A.S. DRAGON - Va Chercher La PoliceOui, ça me revient ! Je me disais aussi que la pochette me rappelait quelque chose... Le "England's Newest Hit Makers" des Stones. Avec A.S Dragon, il faut toujours lire entre les lignes, déceler les clins d'œil du groupe à cet esthétisme lettré et rock'n'rollien qui le définit si bien. Et de références, le nouvel album du groupe n'en manque pas. Emmené depuis trois ans par Natasha, une Barbarella androgyne, fantasme de la parfaite rock'n'roll girl, A.S Dragon s'est bâti une réputation de brûleurs de planches, déferlante d'électricité et de sensualité dont on ne ressort pas indemne. Il faut dire que la formation fut, pendant plusieurs années, le groupe maison du label Tricatel qui, sous l'égide du sorcier Burgalat, publia quelques-uns des disques les plus intéressants de ces dernières années ( "Triggers" d'April March, ou encore le génial live "Bertrand Burgalat Meets A.S Dragon", manifeste moderniste contenant une version à tomber du "Tears of the Clown" de Smokey Robinson). Le premier album du groupe, "Spanked", sorti il y a deux ans, était très réussi même si quelque peu brut de décoffrage : le groupe cherchait ses marques, Natasha son registre vocal. Avec "Va chercher la police", A.S Dragon modifie son approche et d'autres échos et vapeurs s'échappent du disque. Le groupe a ressorti du placard les premiers albums séminaux de Blondie, le plus chic des groupes punk (avec les Only Ones), et ça s'entend : les lignes de Moog, le jeu de batterie fluide et puissant, évoquant celui de Clem Burke, les guitares qui sonnent avec une classe rare, ne sont pas sans rappeler les exploits du groupe de Debbie Harry (dont Natasha a hérité la sensualité débridée) Mais voilà, il y a bien autre chose. Les chansons en français. Certaines sont d'une ambiguïté délicieuse, comme l'irrésistible "Corine", un uptempo new wave dont les textes m'évoquent, je ne sais pourquoi, "Superstars" d'Ann Scott. Dans la même galaxie, trois textes sont signés Virginie Despentes... les chiens ne font pas des chats.

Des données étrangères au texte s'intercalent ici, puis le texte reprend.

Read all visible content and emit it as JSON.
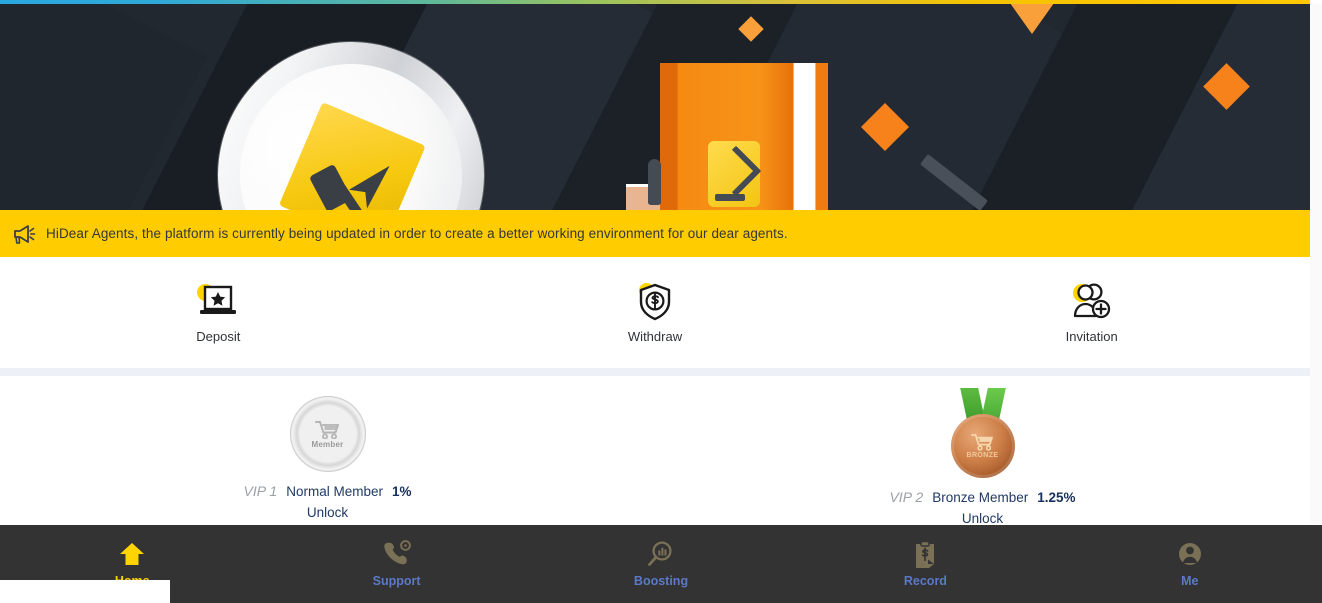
{
  "notice": {
    "icon": "megaphone-icon",
    "text": "HiDear Agents, the platform is currently being updated in order to create a better working environment for our dear agents."
  },
  "hero": {
    "alt": "promotional banner with silver coin and orange book illustration"
  },
  "quick_actions": [
    {
      "icon": "deposit-laptop-star-icon",
      "label": "Deposit"
    },
    {
      "icon": "withdraw-shield-dollar-icon",
      "label": "Withdraw"
    },
    {
      "icon": "invitation-add-user-icon",
      "label": "Invitation"
    }
  ],
  "vip_levels": [
    {
      "badge": "silver-member-coin-icon",
      "badge_caption": "Member",
      "level": "VIP 1",
      "name": "Normal Member",
      "rate": "1%",
      "unlock": "Unlock"
    },
    {
      "badge": "bronze-medal-icon",
      "badge_caption": "BRONZE",
      "level": "VIP 2",
      "name": "Bronze Member",
      "rate": "1.25%",
      "unlock": "Unlock"
    }
  ],
  "bottom_nav": [
    {
      "icon": "home-icon",
      "label": "Home",
      "active": true
    },
    {
      "icon": "support-phone-icon",
      "label": "Support",
      "active": false
    },
    {
      "icon": "boosting-magnifier-chart-icon",
      "label": "Boosting",
      "active": false
    },
    {
      "icon": "record-clipboard-dollar-icon",
      "label": "Record",
      "active": false
    },
    {
      "icon": "me-user-icon",
      "label": "Me",
      "active": false
    }
  ],
  "colors": {
    "notice_bg": "#ffcc00",
    "accent_yellow": "#ffd400",
    "nav_bg": "#333333",
    "nav_label": "#5b79c4",
    "nav_active_label": "#ffd400",
    "hero_bg": "#222830",
    "orange": "#f7821b",
    "divider": "#edf0f7"
  }
}
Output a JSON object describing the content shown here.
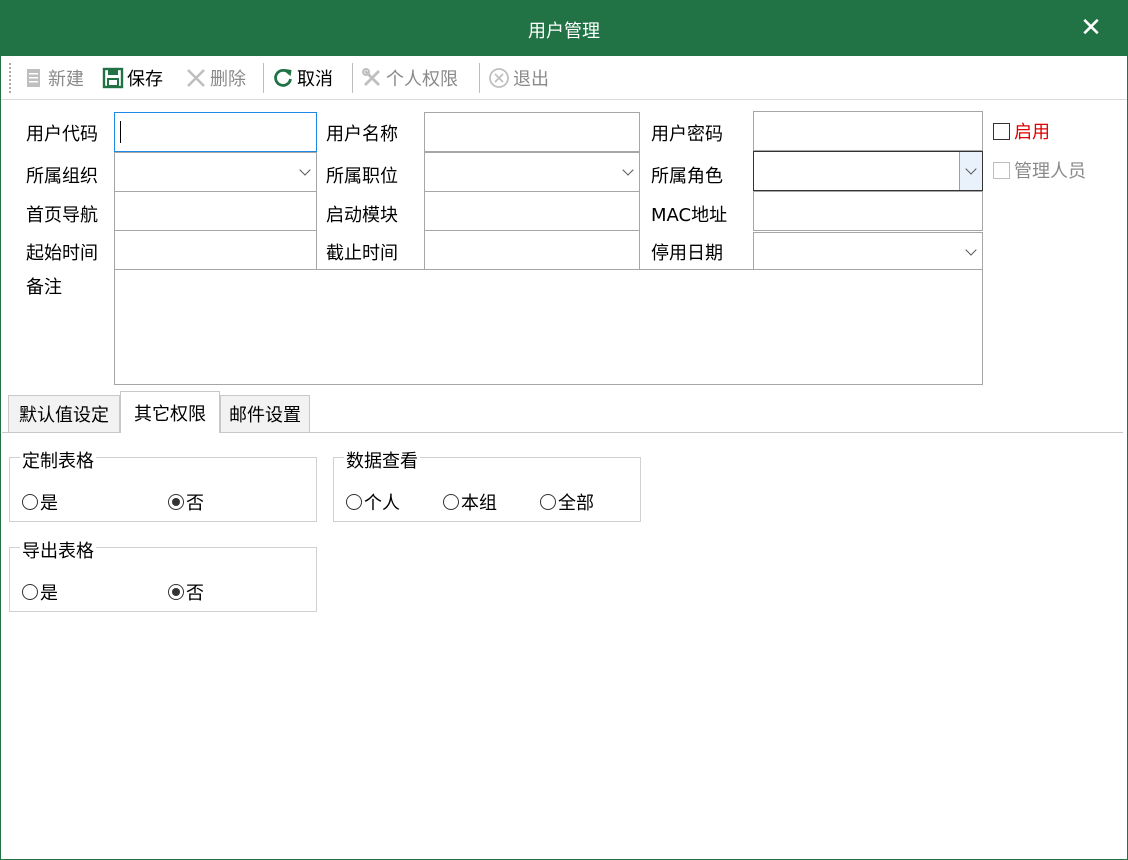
{
  "window": {
    "title": "用户管理",
    "close_glyph": "✕"
  },
  "toolbar": {
    "items": [
      {
        "label": "新建",
        "icon": "new-doc-icon",
        "enabled": false
      },
      {
        "label": "保存",
        "icon": "save-icon",
        "enabled": true
      },
      {
        "label": "删除",
        "icon": "delete-x-icon",
        "enabled": false
      },
      {
        "label": "取消",
        "icon": "refresh-icon",
        "enabled": true
      },
      {
        "label": "个人权限",
        "icon": "tools-icon",
        "enabled": false
      },
      {
        "label": "退出",
        "icon": "exit-circle-icon",
        "enabled": false
      }
    ]
  },
  "form": {
    "user_code": {
      "label": "用户代码",
      "value": ""
    },
    "user_name": {
      "label": "用户名称",
      "value": ""
    },
    "password": {
      "label": "用户密码",
      "value": ""
    },
    "organization": {
      "label": "所属组织",
      "value": ""
    },
    "position": {
      "label": "所属职位",
      "value": ""
    },
    "role": {
      "label": "所属角色",
      "value": ""
    },
    "home_nav": {
      "label": "首页导航",
      "value": ""
    },
    "start_module": {
      "label": "启动模块",
      "value": ""
    },
    "mac": {
      "label": "MAC地址",
      "value": ""
    },
    "start_time": {
      "label": "起始时间",
      "value": ""
    },
    "end_time": {
      "label": "截止时间",
      "value": ""
    },
    "disable_date": {
      "label": "停用日期",
      "value": ""
    },
    "remark": {
      "label": "备注",
      "value": ""
    },
    "enabled": {
      "label": "启用",
      "checked": false
    },
    "admin": {
      "label": "管理人员",
      "checked": false,
      "disabled": true
    }
  },
  "tabs": [
    {
      "label": "默认值设定",
      "active": false
    },
    {
      "label": "其它权限",
      "active": true
    },
    {
      "label": "邮件设置",
      "active": false
    }
  ],
  "panel": {
    "custom_table": {
      "title": "定制表格",
      "options": [
        "是",
        "否"
      ],
      "selected": "否"
    },
    "data_view": {
      "title": "数据查看",
      "options": [
        "个人",
        "本组",
        "全部"
      ],
      "selected": ""
    },
    "export_table": {
      "title": "导出表格",
      "options": [
        "是",
        "否"
      ],
      "selected": "否"
    }
  },
  "colors": {
    "accent": "#217346",
    "required_label": "#e00000",
    "focus_border": "#1e88e5"
  }
}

A.S Dragon semble reprendre les choses là où les ont laissées les Stinky Toys, Jacno (sur "Plastic Hooker") ou Taxi Girl à l'aube des années 80, avant que tout ne se barre en sucette (à l'anis). Le côté essentiellement pop de l'album m'évoque assez bizarrement les perles pop françaises des sixties. "Cloue-moi au ciel" aurait pu être chantée par April march, tandis que "Morte" a des aspects stoogiens indéniables. La musique a gagné en accessibilité (mais en aucun cas en facilité). Comme si Patti Smith et Television avaient livré une série de "7 heures du matin" postmodernes à écouter en boucle. L'essence du passé transcendée pour représenter le présent. En ce sens, A.S Dragon est un groupe moderne. Moderniste. Mod. Et "Va chercher la police" est sa déclaration d'indépendance. L'expression "pop française" a retrouvé ses lettres de noblesse. Et puis, une chanteuse arborant un badge d'Iggy Pop sur sa veste en velours noir peut-elle se tromper ?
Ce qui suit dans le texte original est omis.